Landed Estates
University of Galway

Villiers

Family title

Earl of Grandison


Estate(s)

Name Description
Villiers Stuart/Stuart (de Decies) The introduction to the Public Record Office Northern Ireland list of the Villiers Stuart papers states that the the marriage connections which most influenced the history of the Villiers Stuart estate are: the marriage, in 1677, of Katherine Fitzgerald, owner of the Dromana estate, to the Honourable Edward Villiers, son and heir of the 4th Viscount Grandison; the marriage, in 1739, of Lady Elizabeth (Fitzgerald) Villiers, who succeeded to the estate in 1766, to Aland Mason of Waterford; and the marriage in 1802 of Lord Henry Stuart, 5th son of John, 1st Marquess of Bute, and Lady Gertrude Amelia Mason-Villiers, heir of George, 2nd Earl of Grandison. This last couple had three sons, Henry created Lord Stuart of Decies in 1839, William Villiers-Stuart of Castletown, county Kilkenny and Charles. In 1833 William Villiers Stuart married Catherine Cox, sister of Sir Richard Cox, 8th Baronet, and daughter of Michael Cox. At the time of Griffith's Valuation William V. Stewart held land in the parish of Macloneigh, barony of West Muskerry, county Cork. In 1851, Lord de Decies estate included lands in the parishes of Aglish, Ardmore, Clashmore, Kilmolash, Lisgenan or Grange and Ringagonagh, barony of Decies-within-Drum and Affane and Whitechurch, barony of Decies-without-Drum, county Waterford. In July 1853 a perpetual annuity and a charge on the estates of Michael Cox of Castletown, county Kilkenny, which were by then vested in William Villiers Stuart, were advertised for sale.
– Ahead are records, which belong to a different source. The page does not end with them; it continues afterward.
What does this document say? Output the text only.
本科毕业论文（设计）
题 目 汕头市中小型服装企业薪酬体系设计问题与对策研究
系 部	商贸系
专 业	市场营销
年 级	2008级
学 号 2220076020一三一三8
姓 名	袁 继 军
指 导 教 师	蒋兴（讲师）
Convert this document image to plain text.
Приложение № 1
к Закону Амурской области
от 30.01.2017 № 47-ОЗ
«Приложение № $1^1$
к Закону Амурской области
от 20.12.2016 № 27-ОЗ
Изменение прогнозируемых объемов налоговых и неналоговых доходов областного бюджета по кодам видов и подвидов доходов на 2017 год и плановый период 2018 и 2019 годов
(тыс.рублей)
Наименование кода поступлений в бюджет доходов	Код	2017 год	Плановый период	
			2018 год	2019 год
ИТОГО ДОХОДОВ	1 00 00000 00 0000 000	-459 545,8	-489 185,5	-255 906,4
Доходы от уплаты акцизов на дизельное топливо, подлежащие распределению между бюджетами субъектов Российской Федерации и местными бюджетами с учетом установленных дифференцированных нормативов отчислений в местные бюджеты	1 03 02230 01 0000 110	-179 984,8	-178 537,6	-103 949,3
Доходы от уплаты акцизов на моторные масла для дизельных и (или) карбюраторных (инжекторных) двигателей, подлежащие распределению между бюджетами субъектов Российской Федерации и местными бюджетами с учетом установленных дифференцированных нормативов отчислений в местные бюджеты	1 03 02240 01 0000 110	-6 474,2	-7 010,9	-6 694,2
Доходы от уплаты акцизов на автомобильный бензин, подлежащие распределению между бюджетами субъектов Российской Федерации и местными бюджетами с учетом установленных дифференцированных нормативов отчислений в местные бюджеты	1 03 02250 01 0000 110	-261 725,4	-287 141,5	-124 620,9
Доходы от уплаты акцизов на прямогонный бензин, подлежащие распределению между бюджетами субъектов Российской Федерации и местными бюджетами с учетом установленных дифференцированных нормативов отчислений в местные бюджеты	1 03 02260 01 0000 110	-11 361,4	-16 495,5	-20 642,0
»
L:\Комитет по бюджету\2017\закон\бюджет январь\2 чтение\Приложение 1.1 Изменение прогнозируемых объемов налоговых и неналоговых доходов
The former Cox estate was comprised of 12,479 acres in the baronies of West Muskerry, Ibane, Barrymore and East Carbery, county Cork, and 1,826 acres in the baronies of Iffa and Offa East and Slievardagh, county Tipperary plus 6,877 acres in county Kilkenny. Lord Stuart de Decies of Dromana, county Waterford, owned over 7000 acres in county Waterford as well as 24 acres in county Cork in the 1870s, while the representatives of his brother William Villiers-Stuart owned 1,404 acres in Cork.